Di antara batasan yang sangat variatif tadi adalah; 
1. Mengemukakan bahwa pendidikan Islam adalah proses mengubah tingkah laris individu siswa dalam kehidupan eksklusif, warga , serta alam sekitarnya. (Omar Muhammad Al-Thoumy Al-Syaibany, 1979:32-99) 

2. Mendefinisikan pendidikan Islam menjadi upaya membuatkan, mendorong dan mengajak siswa hidup lebih bergerak maju menggunakan dari nilai-nilai yang tinggi serta kehidupan yg mulia. 

3. Mengemukakan bahwa pendidikan Islam merupakan bimbingan atau pimpinan secara sadar sang pendidikan terhadap perkembangan jasmani dan rohani siswa menuju terbentuknya kepribadiannya yang utama (manusia kamil). (Ahmad D. Mariamba, 1989:19) 

4. Mendefinisikan pendidikan Islam menjadi bimbingan yang diberikan oleh seseorang agar dia berkembang secara maksimal sesuai dengan ajaran Islam. 

3. Pendidikan Islam Dalam Perspektif Al-Qur’an 
Dalam Al-Qur`an pada tegaskan bahwa Allah adalah Rabbal'alamin, ialah merupakan pendidik semesta alam serta jua pendidikan bagi insan. Pengertian tersebut diambil. Karena istilah Rabbal pada arti Tuhan serta Rabb pada arti pendidik asal menurut berasal kata yg sama. Dengan demikian menurut Al-Qur’an tadi alam dan insan mempunyai sifat tumbuh dan berkembang serta yg mengatur pertumbuhan serta perkembangan tersebut tidak lain kecuali Allah juga. Jadi mendidik dan pendidik dalam hakikatmya merupakan fungsi Tuhan dan mendidik merupakan mengatur serta, mengarahkan pertumbuhan dan perkembangan alam serta manusia sekaligus. Kenapa fenomena bahwa pendidik dan mendidik itu menjadi urusan insan. Dalam pandangan filsafat Islam, menjadi mana ditegaskan dalam Al-Qur’an, bahwa dalam hakikatnya manusia merupakan "Khalifah Allah di alam semesta ini "Khalifah berarti kuasa atau wakil. (Zuhairini, 2004:12) 

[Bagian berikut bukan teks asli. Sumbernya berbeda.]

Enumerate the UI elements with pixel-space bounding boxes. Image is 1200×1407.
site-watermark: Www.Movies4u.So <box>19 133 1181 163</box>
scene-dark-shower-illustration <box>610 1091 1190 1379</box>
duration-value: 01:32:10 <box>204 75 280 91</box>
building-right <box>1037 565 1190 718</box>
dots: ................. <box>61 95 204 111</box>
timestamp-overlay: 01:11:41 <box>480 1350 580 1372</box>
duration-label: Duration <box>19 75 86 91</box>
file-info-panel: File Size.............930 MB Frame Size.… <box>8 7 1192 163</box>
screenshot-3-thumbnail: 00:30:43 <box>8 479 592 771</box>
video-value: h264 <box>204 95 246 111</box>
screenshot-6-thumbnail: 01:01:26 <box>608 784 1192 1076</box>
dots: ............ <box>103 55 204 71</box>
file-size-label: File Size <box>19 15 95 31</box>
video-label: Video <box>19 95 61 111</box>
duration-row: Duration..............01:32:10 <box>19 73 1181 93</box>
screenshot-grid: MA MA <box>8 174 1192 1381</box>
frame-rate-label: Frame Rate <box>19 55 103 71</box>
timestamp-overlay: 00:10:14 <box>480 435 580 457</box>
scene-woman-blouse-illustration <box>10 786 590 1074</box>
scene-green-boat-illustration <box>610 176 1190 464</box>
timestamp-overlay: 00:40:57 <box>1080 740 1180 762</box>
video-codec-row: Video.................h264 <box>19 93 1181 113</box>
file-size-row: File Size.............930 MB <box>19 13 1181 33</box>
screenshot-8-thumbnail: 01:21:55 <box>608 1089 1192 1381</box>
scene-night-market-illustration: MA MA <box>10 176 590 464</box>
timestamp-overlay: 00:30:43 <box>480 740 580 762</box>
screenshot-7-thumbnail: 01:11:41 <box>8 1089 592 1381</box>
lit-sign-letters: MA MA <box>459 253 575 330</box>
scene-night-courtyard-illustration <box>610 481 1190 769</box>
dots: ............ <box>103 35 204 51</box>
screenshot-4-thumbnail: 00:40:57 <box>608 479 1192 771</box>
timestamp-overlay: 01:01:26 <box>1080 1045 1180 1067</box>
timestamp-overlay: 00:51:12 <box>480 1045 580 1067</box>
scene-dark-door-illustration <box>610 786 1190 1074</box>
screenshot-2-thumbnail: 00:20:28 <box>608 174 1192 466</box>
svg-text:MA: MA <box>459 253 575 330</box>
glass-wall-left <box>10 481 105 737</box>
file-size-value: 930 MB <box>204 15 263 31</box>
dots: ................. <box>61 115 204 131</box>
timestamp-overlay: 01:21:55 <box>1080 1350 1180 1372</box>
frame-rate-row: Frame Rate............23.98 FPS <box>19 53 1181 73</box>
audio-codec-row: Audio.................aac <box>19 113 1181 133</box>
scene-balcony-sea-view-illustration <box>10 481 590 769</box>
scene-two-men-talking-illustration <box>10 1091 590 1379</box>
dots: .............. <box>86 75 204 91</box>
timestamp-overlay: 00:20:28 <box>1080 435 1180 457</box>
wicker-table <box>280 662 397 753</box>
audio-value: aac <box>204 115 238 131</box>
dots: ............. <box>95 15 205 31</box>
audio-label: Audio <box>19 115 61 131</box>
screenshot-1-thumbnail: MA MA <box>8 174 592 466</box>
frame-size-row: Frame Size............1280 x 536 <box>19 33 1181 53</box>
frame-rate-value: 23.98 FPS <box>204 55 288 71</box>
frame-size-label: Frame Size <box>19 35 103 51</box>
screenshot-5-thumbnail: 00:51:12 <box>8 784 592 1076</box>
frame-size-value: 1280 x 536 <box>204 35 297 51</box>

Tugas dan Dasar Pendidikan Islam 
Pada hakikatnya, pendidikan Islam merupakan suatu proses yang berlangsung secara berkesinambungan Berdasarkan hal ini maka tugas dan fungsi yang perlu diemban sang pendidikan Islam adalah pendidikan insan seutuhny dan berlangsung sepajang hayat. 

Konsep ini bermakna bahwa tugas dan fungsi pendidikan mempunyai sasaran pada peserta didik yang senantiasa tumbuh dan berkembang secara dinamis mulai dari kandungan hingga akhir hayatnya. 

Tugas pendidikan Islam merupakan membimbing dan perkembangan peserta didik berdasarkan tahap ke termin kehidupannya sampai mencapai titik kemampuan optimal. Sementara fungsi pendidikan berjalan menggunakan lancar. Adapun sebagai interaksi antara potensi (memberi serta mengadopsi) antara manusia serta lingkungannya. Dengan proses ini, peserta didik insan akan menciptakan serta membuatkan keterampilan yg di perlukan buat mengganti dan memperbaiki kondisi-syarat humanisme serta lingkungannya. 

Dasar serta Tujuan Pendidikan Islam 
Sebagai aktivitas yg berkiprah pada proses training kepribadian muslim, maka pendidikan Islam memerlukan asas atau dasar yang dijadikan landasan kerja. 

Dengan dasar ini akan memberikan arah bagi aplikasi pendidikan yg telah diprogramkan. Dalam kontek ini, dasar yang sebagai acuan pendidikan Islam hendaknya adalah asal nilai kebenaran dan kekuatan yang dapat menghantarkan peserta didik ke arah pencapaian pendidikan. Oleh karena itu, dasar yg terpenting dari pendidikan Islam adalah Al-Qur'an serta sunnah Rasulullah (hadits). 

Dalam pendidikan Islam, sunnah Rasul mempunyai dua fungsi, yaitu: Menjelaskan sistem pendidikan Islam yang terdapat pada Al-Qur'an dan menyebutkan hal-hal yg nir masih ada di dalamnya. 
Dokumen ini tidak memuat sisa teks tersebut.